A Bar of Their Own

photo by Sarah Whiting

A Bar of Their Own is humming on a midweek evening a few months after the pioneering space opened on Franklin Avenue in Minneapolis. The all-day waitlists and standing-room-only crowds have lessened a bit, except for big events like the Professional Women’s Hockey League (PWHL), a Lynx basketball or Aurora soccer game, or an ultimate frisbee watch party.

“Lots of athletes come in,” says Jillian Hiscock, who invites favorites like Rebekkah Brunson, Billie Jean King, and Emma Greco to add their names to the signature wall.

Only the third women’s sports bar in the country — and the first in the Midwest — A Bar of Their Own emanates a friendly, feel-good, female-focused spirit rarely found amid the forced exuberance of most bars.

At the front door is a cut-out face shot of Maya Moore, the Minnesota Lynx player inducted into the Women’s Basketball Hall of Fame. Women’s hockey jerseys and other sports photos adorn the walls, including the iconic shot of then–Minnesota Gophers point guard Lindsay Whalen wrapped in a friendly headlock by center Janelle McCarville.

Each of the 12 television sets — five above the bar and seven in the adjoining dining room — is tuned to women’s sports. And only women’s sports. It may be the new Pro Volleyball Federation; a WNBA game featuring top NCAA recruits Kamilla Cardoso and Angel Reese; a college softball game; or, as it was in May, PWHL Minnesota’s games en route to winning the 2024 national championship.

“If you prioritize the most excluded folks, you benefit everyone,” says Hiscock, 41, a lifelong sports fan who participated in tennis, gymnastics. and softball at Mankato West High School. One of her Scarlets jerseys hangs on the wall.

What “Welcoming” Means

While Hiscock kept the classic wooden bar and the “Established 1979” floor plate from the previous neighborhood hangout, Tracy’s Saloon, nearly everything else has changed. She brightened the dark walls, stocked the gender-neutral restrooms with free menstrual hygiene products, and created food and drink menus amenable to various tastes and preferences.

Alongside the usual beef burgers are turkey and vegan varieties, plus four salads with protein choices. “It’s not just bar food,” Hiscock says. “It comes down to inclusivity.”

That goes for drinks, as well. Sixteen of the 18 beers on tap are brands that are “owned, made, or led” by women, nonbinary people, or trans folks. Those who want an NA beverage can choose from four mocktails.

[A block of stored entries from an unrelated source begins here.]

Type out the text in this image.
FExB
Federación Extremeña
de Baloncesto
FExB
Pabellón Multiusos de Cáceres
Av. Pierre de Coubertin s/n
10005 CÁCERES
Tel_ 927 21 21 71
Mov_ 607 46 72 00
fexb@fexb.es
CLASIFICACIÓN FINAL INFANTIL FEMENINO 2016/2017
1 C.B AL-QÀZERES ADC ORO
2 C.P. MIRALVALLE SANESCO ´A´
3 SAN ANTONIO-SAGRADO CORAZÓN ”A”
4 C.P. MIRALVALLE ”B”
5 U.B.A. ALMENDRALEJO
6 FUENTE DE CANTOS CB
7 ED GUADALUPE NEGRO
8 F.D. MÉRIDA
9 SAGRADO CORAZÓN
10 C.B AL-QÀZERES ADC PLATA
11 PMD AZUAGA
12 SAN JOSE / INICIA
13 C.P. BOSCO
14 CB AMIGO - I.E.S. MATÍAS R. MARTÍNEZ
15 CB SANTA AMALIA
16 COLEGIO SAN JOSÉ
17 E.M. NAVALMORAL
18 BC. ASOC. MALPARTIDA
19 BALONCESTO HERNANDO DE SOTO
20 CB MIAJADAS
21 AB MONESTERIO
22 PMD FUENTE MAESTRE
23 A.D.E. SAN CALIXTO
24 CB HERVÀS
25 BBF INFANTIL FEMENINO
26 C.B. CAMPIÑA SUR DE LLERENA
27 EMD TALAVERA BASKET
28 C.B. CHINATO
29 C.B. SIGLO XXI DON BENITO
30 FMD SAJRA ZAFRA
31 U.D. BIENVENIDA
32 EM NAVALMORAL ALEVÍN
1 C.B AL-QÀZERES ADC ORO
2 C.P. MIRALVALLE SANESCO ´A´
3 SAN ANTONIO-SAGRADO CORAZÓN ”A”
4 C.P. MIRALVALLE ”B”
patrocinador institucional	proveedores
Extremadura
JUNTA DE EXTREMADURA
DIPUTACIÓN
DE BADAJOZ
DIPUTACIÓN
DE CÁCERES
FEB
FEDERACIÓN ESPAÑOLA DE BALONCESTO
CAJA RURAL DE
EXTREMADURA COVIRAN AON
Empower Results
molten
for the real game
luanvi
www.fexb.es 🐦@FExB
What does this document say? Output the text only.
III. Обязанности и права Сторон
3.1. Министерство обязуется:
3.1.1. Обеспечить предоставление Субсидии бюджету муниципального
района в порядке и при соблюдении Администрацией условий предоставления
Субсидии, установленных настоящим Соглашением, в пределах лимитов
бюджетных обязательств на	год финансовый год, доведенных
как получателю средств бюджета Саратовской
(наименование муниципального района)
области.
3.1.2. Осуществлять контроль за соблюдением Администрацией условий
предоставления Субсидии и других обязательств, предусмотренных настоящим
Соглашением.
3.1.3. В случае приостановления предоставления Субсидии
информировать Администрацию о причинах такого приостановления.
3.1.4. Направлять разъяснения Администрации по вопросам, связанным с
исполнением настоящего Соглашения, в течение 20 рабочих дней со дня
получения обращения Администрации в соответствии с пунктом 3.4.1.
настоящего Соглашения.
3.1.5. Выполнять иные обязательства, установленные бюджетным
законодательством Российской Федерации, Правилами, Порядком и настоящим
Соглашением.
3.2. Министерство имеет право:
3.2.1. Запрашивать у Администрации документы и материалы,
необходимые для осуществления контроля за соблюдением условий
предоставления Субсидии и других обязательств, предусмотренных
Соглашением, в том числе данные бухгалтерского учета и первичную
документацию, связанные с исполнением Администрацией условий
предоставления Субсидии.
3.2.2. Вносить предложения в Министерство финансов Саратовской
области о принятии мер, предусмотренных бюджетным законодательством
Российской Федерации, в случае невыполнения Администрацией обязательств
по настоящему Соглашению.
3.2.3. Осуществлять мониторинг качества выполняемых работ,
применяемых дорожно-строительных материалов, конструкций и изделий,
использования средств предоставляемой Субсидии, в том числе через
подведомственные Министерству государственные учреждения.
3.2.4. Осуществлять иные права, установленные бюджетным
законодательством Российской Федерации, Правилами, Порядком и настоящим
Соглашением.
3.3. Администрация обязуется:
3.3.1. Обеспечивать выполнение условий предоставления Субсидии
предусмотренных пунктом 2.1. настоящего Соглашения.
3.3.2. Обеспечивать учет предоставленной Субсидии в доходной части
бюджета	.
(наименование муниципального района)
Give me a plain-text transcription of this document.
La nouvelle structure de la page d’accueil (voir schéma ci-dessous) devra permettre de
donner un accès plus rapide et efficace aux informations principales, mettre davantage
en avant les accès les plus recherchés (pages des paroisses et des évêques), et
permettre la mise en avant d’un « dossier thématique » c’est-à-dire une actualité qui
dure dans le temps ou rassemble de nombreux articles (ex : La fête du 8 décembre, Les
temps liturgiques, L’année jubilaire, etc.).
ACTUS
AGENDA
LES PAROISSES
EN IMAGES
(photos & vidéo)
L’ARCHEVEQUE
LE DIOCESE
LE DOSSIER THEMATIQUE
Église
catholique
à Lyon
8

The least tangible aspect of A Bar of Their Own might also be the most intentional: the sheer joy of the place, the feeling of being welcome, and wanted.

Hiscock asks each prospective employee to “demonstrate an example of how they’ve created inclusive spaces.” A Code of Conduct is posted on the website and displayed throughout the bar: “Everyone at A Bar of Their Own should be safe from harm.” Forbidden behaviors include biased language, sexual misconduct, and “abuse of power.”

There has been some anonymous criticism of the bar, Hiscock says — a social media comment that “nobody watches women’s sports,” an anti-trans “Keep Female Sports Female” sticker plastered to a front window — but the more than 8,000 online fans are standing up to it.

Not for Women Only

Interviewed during the Minnesota Timberwolves postseason run, Hiscock sidestepped whether she’d ever screen men’s sports, even though she welcomes all gender identities, including men, in her establishment. More important to her is the volume of calls from people accustomed to not finding their favorite women’s sports on TV, wondering whether a particular game is being aired. “It’s not easy to be a women’s sports fan,” Hiscock says.

A Bar of Their Own host Kristen Hutchison, 33, played rugby in college and is a competitive rower. “My whole life I never thought there would be women’s sports on TV in a public place,” says Hutchison, who is also a medical writer. Older women customers tell her they didn’t get the opportunity to practice or play as girls. Hutchison relishes seeing parents bring in their daughters.

Hiscock grins when asked what prepared her to run a socially progressive bar: “I’m a woman accustomed to being underestimated and overlooked.”